Носильщик поскользнулся, и гроб чуть не упал. Но Майкл даже не почувствовал толчка.
«Я не ощущаю себя особенно мёртвым, – сказал он гробовой крышке. – Но я просто дилетант. Моё мнение ни во что не поставили бы в любом суде страны. Не бейся о доски, Морган. Были вполне милые похороны, пока ты не начал дурить».
Он закрыл глаза и принялся лежать тихо, отрешённо размышляя о трупном окоченении.
Внезапно процессия остановилась, и голос священника зазвучал громче и твёрже. Священник пел по-латыни, и Майкл оценивающе прислушался. Он всегда ненавидел похороны, и, насколько можно, избегал их. «Но совсем другое дело, – подумал он, – когда это – твои собственные похороны. Чувствуешь, что это – один из тех случаев, которые не следует пропускать».
Он не знал латыни, но старался не проворонить ни одного из слов псалма, зная, что это – последние человеческие слова, которые ему предстоит запомнить. «Полагаю, это означает „из праха в прах”, – подумал он, – и „из земли в землю”. Вот и всё, что ты теперь есть, Морган, – чаша праха, рассеянного для ночных волков». Он обдумал эту фразу и с неохотой отбросил её. А зачем, в конце концов, нужен волкам этот самый прах?
Первые комья упали на крышку гроба. Больше всего это походило на стук в дверь. Майкл засмеялся про себя. «Входите, – подумал он. – Входите, пожалуйста. В доме – некоторый беспорядок, но я всегда рад гостям. Входи же, приятель. Это – Открытый Дом».
Сандра рыдала громко и весьма тщательно, но её всхлипы смахивали теперь на зевки. «Бедная Сандра, – подумал Майкл. – Они, вероятно, ещё и слишком рано тебя сегодня разбудили. Извини, девочка. Ещё минута-другая, и ты сможешь пойти домой и опять лечь спать».
Стук комьев стал слабее и вдруг прекратился. «Ну, вот и всё», – сказал себе Майкл Морган. Он осознал абсурдность этих слов и снова вызывающе повторил их. – Ну, вот и всё. Вот и всё. Вот и всё. Вот и всё. Вот мы и приехали. И все кружим вокруг опунции. Вот мы и здесь, опунция. Где-то здесь…» – Он наконец остановился и подумал о Небесах, о Преисподней и о Сандре. Никогда в течение своей жизни он не верил ни в Рай, ни в Ад и не видел причин поверить в них сейчас. «Вот я и достался на обед червям, – подумал он. – А через несколько минут я перевернусь, закручу вечность вокруг шеи и усну». Если он не ошибается, один из двух старых джентльменов вот-вот подойдёт, чтобы побеседовать с ним, и множество вещей наконец-то может проясниться. А пока суд да дело, он решил думать о Сандре.
Он любил Сандру. Думая об этом отстранённо, он и вообразить не мог, чтобы кто-то её не любил. Она являлась всем, что достойно любви в этом мире, и демонстрировала свои достоинства медленно и лениво, словно вращающееся блюдо с бриллиантами в витрине ювелирного магазина. Кроме того, она выглядела женщиной, которой кто-то очень нужен, и у неё был скорбный рот.
Они познакомились на маленьком приёме, который ему устроили, когда он поступил на факультет в Ингерсолле.
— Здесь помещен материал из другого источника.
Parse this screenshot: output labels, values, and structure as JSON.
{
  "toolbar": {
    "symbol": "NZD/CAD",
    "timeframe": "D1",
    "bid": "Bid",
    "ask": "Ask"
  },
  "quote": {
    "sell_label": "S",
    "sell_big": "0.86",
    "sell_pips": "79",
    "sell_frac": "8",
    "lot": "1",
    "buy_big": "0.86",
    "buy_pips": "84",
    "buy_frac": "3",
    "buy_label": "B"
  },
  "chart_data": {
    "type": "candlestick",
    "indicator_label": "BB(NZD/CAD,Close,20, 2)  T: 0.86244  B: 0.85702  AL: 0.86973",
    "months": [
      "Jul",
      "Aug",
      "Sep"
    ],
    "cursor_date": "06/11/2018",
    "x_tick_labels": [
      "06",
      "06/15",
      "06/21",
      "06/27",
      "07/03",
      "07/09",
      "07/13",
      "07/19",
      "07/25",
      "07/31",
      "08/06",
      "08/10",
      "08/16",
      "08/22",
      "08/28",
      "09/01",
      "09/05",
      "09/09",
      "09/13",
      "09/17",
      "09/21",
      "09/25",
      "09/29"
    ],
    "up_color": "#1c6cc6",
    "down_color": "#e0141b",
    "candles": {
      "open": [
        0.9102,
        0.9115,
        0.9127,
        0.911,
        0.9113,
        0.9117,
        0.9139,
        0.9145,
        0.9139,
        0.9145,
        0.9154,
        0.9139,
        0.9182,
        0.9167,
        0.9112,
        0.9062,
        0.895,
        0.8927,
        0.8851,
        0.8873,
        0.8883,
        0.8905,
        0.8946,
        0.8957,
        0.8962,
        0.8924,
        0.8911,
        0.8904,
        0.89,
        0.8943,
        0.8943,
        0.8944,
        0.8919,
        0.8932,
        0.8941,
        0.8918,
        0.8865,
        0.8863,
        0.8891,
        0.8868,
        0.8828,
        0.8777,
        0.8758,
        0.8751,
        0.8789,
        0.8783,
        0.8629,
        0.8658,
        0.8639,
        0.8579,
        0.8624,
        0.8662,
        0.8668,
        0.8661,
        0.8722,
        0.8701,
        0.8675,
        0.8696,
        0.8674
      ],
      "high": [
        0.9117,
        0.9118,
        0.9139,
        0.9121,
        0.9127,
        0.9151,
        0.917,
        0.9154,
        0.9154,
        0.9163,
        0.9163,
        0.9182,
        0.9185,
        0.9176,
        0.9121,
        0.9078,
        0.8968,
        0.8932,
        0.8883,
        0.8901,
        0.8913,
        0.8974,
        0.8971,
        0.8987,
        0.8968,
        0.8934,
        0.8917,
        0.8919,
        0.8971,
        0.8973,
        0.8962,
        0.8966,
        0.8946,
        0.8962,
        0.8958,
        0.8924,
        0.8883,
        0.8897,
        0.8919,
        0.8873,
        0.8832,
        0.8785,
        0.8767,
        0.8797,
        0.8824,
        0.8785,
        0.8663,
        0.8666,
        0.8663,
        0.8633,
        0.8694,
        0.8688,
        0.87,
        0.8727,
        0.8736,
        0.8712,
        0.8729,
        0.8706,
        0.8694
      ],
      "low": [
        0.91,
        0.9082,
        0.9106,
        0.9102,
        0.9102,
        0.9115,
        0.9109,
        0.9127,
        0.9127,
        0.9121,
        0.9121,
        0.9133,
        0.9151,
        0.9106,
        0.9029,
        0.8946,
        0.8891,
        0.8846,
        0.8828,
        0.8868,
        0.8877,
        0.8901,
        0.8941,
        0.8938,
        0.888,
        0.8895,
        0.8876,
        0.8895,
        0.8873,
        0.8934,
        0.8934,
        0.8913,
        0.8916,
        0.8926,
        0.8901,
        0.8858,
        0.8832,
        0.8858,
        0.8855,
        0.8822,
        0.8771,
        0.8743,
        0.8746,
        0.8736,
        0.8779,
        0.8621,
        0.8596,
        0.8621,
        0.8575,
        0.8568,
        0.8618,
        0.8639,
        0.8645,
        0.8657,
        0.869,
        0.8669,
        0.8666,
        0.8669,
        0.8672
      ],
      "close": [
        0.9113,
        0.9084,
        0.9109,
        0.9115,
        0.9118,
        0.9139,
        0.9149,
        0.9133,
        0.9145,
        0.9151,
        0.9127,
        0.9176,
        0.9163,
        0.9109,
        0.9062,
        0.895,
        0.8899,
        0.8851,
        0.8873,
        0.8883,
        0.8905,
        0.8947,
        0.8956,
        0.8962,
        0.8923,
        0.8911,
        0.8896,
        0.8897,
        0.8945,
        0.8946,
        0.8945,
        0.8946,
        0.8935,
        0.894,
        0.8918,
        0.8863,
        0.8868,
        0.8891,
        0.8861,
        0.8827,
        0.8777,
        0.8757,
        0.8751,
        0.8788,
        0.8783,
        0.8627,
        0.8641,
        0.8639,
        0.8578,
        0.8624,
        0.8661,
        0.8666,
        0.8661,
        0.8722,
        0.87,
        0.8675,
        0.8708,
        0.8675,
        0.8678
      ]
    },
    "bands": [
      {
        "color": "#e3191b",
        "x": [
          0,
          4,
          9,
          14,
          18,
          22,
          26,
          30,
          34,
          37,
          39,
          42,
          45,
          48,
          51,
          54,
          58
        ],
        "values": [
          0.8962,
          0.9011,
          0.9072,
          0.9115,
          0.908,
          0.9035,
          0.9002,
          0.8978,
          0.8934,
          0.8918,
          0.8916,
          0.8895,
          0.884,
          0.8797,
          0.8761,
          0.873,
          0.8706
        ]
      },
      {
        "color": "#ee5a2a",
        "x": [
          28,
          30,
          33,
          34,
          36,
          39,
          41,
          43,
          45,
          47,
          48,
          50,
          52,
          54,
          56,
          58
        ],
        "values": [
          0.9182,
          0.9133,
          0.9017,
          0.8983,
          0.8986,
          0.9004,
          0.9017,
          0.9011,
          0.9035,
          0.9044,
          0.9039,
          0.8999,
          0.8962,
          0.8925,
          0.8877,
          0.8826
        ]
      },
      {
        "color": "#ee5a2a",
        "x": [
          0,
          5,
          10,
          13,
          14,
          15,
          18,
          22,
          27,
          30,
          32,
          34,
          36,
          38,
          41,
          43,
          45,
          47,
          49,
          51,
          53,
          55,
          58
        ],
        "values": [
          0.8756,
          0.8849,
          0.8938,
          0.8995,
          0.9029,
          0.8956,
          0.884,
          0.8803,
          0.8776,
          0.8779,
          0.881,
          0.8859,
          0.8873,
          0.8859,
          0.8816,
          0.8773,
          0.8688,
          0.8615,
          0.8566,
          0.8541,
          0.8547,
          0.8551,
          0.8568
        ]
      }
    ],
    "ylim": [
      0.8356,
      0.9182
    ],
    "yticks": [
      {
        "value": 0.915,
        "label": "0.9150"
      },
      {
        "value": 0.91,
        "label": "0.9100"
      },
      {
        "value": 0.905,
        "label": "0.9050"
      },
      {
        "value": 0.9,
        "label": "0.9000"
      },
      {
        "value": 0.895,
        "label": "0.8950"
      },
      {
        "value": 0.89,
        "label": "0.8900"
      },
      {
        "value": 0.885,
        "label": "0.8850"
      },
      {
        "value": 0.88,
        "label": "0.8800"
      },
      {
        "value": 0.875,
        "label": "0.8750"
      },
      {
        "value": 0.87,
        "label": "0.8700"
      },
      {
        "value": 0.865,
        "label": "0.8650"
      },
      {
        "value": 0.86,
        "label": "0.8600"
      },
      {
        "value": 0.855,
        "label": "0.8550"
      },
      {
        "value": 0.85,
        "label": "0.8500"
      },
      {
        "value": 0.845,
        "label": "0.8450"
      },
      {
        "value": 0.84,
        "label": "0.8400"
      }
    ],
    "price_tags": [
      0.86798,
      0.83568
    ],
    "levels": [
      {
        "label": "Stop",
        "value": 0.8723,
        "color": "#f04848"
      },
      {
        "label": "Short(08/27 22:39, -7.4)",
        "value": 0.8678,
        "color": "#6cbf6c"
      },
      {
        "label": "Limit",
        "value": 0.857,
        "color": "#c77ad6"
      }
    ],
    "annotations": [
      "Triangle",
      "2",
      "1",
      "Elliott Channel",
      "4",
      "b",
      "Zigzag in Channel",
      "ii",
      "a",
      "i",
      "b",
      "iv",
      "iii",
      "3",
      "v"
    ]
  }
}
Она явилась со своим дядюшкой, преподавателем геологии. Взгляды Сандры и Майкла встретились, и он, отставив в сторону бокал, направился к ней. Через пятнадцать минут он читал ей Рэмбо, Доусона и Суинберна, а также собственные стихи, которые писал тайно. Она слушала и сразу поняла: Майкл хочет с ней спать. Так как они были цивилизованными и зрелыми людьми, она привела его к своей гигантской тёплой постели, в которой ей удавалось выглядеть совершенно впечатляюще потерянной.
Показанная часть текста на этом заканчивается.